Prior to 2015, we had barriers to specific treatments for people who are transgender. For instance, because of our hormone treatment coverage policy, the claims processing system would only pay claims for certain hormones based on the beneficiary’s gender. Several colleagues were uncomfortable with conversations [about transgender people]. It took a lot of discussion and education to convince these colleagues to eliminate treatment barriers for individuals who are transgender. In 2015, we had the buy-in to ensure that people could access all covered health services regardless of gender.
It has gotten better over time. I will not underestimate the impact of Covid and the killing of George Floyd on race relations. I still believe that where you are situated is where you are situated, but we can have conversations about health disparities more easily, and I can bring the data forward if there is pushback. A while back I would hesitate before pointing something out. I would think: Is this the right thing to say? Is this the right forum to say it? But I don’t believe that I have the luxury of time. I feel the urgency to address the disparities in health outcomes, especially for historically marginalized people.

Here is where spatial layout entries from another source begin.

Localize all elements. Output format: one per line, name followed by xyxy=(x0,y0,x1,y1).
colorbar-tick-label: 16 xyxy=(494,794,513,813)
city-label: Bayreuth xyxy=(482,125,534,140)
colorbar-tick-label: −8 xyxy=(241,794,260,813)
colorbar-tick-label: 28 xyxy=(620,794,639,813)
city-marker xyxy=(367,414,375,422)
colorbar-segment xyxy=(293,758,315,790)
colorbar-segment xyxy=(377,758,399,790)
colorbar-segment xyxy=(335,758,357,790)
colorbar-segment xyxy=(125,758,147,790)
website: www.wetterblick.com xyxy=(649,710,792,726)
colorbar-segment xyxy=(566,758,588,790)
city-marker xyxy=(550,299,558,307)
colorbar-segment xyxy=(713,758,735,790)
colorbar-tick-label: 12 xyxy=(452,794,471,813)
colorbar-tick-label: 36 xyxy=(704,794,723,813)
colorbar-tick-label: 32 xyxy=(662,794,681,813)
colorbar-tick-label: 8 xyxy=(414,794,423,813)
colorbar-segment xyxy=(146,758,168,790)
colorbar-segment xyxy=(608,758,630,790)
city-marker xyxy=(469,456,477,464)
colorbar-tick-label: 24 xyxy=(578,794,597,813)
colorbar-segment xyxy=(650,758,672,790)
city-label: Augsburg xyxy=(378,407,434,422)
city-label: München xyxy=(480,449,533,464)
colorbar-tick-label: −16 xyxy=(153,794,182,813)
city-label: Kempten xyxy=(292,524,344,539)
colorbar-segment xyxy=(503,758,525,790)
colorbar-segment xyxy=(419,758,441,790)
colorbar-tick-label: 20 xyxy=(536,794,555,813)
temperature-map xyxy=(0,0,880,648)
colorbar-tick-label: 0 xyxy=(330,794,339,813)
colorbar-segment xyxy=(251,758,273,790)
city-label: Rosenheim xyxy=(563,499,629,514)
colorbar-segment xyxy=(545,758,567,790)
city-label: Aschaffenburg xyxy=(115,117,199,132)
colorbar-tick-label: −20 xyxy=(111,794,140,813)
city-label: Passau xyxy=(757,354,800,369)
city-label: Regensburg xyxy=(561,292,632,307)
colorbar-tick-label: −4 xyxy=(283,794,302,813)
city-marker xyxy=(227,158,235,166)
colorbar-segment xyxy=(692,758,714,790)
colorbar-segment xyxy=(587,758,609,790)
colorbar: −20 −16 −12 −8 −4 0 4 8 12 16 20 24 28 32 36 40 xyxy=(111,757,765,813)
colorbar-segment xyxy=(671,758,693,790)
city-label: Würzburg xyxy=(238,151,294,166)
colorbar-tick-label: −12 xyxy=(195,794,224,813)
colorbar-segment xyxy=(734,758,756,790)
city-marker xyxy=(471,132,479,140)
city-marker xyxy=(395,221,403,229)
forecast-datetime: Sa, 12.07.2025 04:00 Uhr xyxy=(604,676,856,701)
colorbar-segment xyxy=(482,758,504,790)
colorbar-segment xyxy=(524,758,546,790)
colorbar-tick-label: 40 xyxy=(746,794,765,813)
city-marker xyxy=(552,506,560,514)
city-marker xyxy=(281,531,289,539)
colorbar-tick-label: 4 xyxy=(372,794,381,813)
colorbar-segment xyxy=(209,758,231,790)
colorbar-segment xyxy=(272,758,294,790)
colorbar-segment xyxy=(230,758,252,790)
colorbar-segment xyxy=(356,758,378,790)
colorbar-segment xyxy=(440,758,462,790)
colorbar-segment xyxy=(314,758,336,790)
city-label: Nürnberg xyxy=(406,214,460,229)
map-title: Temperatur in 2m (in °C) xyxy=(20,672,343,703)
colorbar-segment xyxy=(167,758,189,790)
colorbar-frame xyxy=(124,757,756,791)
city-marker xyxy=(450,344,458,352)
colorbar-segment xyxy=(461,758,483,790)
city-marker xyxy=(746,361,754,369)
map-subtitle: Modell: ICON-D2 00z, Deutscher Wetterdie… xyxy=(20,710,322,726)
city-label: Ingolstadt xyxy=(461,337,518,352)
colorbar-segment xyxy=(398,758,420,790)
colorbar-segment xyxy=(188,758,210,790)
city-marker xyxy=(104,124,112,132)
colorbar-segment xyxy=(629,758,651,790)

When I did clinical practice, I saw many things in the community that triggered me. I did clinical work in hospital settings, and then moved into home care. Home care was the area where I saw the most disparities. I worked in affluent and poor parts of Connecticut. Sometimes I knew that all I was doing with a particular patient was purely Band-Aid, which put me in a state of moral distress. Lifting that person out of that environment is what would have been needed to improve their health outcomes. I realized that I wanted to make large scale policy changes because that would truly impact people. This realization moved me toward working for Medicaid. And I do not regret it because I have been involved in developing equitable health policies that are impacting populations, not just one individual at a time. I hope to continue doing this work for a long time to improve people’s lives, change the environment, improve systems, and eliminate disparities.